I have this code which generates an HMAC with a SHA384 hash. It uses openssl.

HMAC_CTX ctx;
HMAC_CTX_init(&ctx);

HMAC_Init_ex(&ctx, api_secret, (int)strlen(api_secret), EVP_sha384(), NULL);
HMAC_Update(&ctx, (unsigned char*)&encoded_payload, strlen(encoded_payload));
HMAC_Final(&ctx, result, &len);
HMAC_CTX_cleanup(&ctx);

for (int i = 0; i != len; i++)
    printf("%02x", (unsigned int)result[i]);

So, as you can see, the hash is stored inside the result array. The printf loop is used to print each single unit in the array, converted to hexadecimal.

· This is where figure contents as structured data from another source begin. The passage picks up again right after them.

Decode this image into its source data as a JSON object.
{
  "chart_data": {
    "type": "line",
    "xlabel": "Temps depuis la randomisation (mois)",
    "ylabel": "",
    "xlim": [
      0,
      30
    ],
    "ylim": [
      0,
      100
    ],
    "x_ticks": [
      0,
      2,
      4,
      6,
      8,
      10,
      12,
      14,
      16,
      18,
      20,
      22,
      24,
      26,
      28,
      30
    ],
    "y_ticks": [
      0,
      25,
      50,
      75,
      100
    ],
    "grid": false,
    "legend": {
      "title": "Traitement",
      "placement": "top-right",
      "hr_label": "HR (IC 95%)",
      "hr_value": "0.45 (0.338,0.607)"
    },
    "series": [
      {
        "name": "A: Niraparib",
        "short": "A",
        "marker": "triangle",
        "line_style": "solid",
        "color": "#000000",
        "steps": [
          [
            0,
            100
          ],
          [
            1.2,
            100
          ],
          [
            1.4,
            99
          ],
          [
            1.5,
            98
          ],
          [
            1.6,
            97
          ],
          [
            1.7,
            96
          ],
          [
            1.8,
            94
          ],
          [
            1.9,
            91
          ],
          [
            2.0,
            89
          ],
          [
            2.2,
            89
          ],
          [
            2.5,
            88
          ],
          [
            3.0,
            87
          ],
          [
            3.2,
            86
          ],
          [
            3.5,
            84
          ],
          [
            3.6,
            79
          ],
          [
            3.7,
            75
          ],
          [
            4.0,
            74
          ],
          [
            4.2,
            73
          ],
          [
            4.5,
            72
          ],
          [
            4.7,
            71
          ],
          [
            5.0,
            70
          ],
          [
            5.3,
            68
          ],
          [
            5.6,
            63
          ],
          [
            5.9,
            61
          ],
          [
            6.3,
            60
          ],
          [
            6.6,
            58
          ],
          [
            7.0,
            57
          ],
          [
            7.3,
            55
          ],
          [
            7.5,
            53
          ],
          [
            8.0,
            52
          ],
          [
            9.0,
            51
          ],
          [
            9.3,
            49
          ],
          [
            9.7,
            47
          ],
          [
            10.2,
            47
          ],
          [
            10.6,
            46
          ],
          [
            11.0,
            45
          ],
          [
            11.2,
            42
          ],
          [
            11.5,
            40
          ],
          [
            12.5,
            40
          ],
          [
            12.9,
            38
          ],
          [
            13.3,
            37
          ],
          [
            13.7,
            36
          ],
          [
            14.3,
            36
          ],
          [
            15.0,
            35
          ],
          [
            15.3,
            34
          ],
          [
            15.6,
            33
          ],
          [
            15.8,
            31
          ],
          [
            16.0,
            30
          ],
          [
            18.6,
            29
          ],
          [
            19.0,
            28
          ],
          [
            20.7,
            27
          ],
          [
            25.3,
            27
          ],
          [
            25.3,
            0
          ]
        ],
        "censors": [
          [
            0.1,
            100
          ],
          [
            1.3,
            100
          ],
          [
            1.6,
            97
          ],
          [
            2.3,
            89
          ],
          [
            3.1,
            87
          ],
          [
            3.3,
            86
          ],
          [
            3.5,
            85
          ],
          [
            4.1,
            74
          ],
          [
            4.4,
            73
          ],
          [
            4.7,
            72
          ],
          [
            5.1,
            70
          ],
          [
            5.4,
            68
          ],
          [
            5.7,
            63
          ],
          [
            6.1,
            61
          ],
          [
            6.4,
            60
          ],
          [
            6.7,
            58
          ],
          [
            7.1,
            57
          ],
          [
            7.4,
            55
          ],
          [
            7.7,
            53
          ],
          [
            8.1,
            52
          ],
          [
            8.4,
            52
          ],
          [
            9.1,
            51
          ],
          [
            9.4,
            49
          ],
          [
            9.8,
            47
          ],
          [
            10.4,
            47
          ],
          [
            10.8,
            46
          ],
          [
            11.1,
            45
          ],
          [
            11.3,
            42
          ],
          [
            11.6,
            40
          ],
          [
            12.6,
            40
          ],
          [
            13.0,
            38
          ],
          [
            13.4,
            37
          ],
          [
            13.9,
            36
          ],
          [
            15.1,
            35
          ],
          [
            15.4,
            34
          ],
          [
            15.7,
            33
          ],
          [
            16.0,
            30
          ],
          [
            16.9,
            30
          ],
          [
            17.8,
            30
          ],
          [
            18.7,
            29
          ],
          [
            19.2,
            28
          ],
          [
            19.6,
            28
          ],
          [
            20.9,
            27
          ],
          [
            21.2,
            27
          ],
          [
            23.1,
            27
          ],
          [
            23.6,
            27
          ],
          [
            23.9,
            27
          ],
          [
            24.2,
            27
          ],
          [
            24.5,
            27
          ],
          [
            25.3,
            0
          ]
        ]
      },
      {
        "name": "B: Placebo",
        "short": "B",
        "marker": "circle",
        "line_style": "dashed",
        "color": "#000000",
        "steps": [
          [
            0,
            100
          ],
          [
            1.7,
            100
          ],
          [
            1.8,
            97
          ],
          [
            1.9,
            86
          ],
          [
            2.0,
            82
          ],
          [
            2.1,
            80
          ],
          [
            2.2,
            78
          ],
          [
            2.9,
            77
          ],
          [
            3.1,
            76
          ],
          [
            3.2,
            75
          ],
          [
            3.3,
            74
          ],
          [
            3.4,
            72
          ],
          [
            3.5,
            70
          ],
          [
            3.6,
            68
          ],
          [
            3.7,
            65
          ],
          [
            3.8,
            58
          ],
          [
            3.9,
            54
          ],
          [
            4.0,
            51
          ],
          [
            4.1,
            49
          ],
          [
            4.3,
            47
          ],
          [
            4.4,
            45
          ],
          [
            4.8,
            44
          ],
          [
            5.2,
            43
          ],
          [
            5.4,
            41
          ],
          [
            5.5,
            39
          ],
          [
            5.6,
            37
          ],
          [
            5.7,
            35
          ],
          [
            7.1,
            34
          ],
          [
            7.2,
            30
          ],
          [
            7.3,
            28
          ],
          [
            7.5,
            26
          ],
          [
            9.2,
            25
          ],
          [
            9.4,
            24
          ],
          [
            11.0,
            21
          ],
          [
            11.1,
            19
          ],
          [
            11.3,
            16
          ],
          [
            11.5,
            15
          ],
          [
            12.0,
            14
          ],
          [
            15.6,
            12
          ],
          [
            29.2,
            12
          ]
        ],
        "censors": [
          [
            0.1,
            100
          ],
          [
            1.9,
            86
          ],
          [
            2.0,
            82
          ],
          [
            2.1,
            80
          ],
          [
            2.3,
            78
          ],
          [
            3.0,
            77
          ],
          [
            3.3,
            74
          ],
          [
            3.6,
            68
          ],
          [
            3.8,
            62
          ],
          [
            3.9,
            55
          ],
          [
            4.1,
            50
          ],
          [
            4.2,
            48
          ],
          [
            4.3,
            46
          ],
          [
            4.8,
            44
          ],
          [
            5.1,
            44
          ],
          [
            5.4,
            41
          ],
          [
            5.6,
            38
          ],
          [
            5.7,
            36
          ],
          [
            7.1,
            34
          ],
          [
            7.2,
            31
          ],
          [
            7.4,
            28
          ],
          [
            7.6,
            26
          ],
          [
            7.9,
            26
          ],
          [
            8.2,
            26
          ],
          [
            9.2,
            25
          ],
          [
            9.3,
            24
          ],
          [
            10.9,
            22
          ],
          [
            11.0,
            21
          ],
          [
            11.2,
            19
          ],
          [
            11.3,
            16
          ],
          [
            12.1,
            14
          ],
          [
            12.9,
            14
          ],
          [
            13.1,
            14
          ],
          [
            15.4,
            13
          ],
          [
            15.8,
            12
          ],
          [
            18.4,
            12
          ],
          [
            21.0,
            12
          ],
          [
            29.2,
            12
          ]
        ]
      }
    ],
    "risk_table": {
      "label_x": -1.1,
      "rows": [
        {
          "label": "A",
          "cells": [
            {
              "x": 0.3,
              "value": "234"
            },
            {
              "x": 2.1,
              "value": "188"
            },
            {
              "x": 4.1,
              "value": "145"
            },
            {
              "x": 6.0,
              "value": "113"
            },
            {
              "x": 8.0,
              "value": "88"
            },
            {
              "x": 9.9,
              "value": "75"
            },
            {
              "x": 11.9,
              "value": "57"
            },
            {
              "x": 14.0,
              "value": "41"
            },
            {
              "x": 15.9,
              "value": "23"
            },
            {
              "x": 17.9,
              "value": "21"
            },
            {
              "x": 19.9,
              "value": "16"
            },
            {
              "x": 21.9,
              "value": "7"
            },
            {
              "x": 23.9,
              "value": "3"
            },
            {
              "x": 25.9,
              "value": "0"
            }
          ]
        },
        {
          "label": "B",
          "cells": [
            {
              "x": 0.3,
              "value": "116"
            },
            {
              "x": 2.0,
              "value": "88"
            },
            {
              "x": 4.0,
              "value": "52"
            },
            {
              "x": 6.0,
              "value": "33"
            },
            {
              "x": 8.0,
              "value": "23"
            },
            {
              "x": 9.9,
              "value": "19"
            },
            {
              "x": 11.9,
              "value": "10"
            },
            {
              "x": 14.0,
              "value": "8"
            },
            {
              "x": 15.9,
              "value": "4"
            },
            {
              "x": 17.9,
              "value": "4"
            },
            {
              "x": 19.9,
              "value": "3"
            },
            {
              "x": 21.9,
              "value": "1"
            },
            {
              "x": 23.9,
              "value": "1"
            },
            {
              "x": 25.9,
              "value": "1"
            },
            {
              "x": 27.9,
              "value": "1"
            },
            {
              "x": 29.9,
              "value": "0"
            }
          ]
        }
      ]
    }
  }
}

I need to store the printed hexadecimal string in a char variable. How can i do this? Thanks in advance!

Answer 1

1^st allocate the space needed for the whole hash's "string" representation:

• From C99 on this could be done using a VLA:

  char str[2*len + 1] = "";
  

• Or just allocate it dynamically:

  char * str = calloc(2*len + 1, sizeof(*str));
  

Then use sprintf() to get the single bytes' representions and just concatenate them:

for (size_t i = 0; i < len; ++i)
{
  char tmp[3];
  /* Use the hh length modifier, together with casting to a character to make sure to
     NOT overflow tmp. */
  sprintf(tmp, "%02hhx", (unsigned char) result[i]);
  strcat(str, tmp);
}

If having used dynamic allocation do not forget the free the memory allocated to s if not needed anymore:

free(str);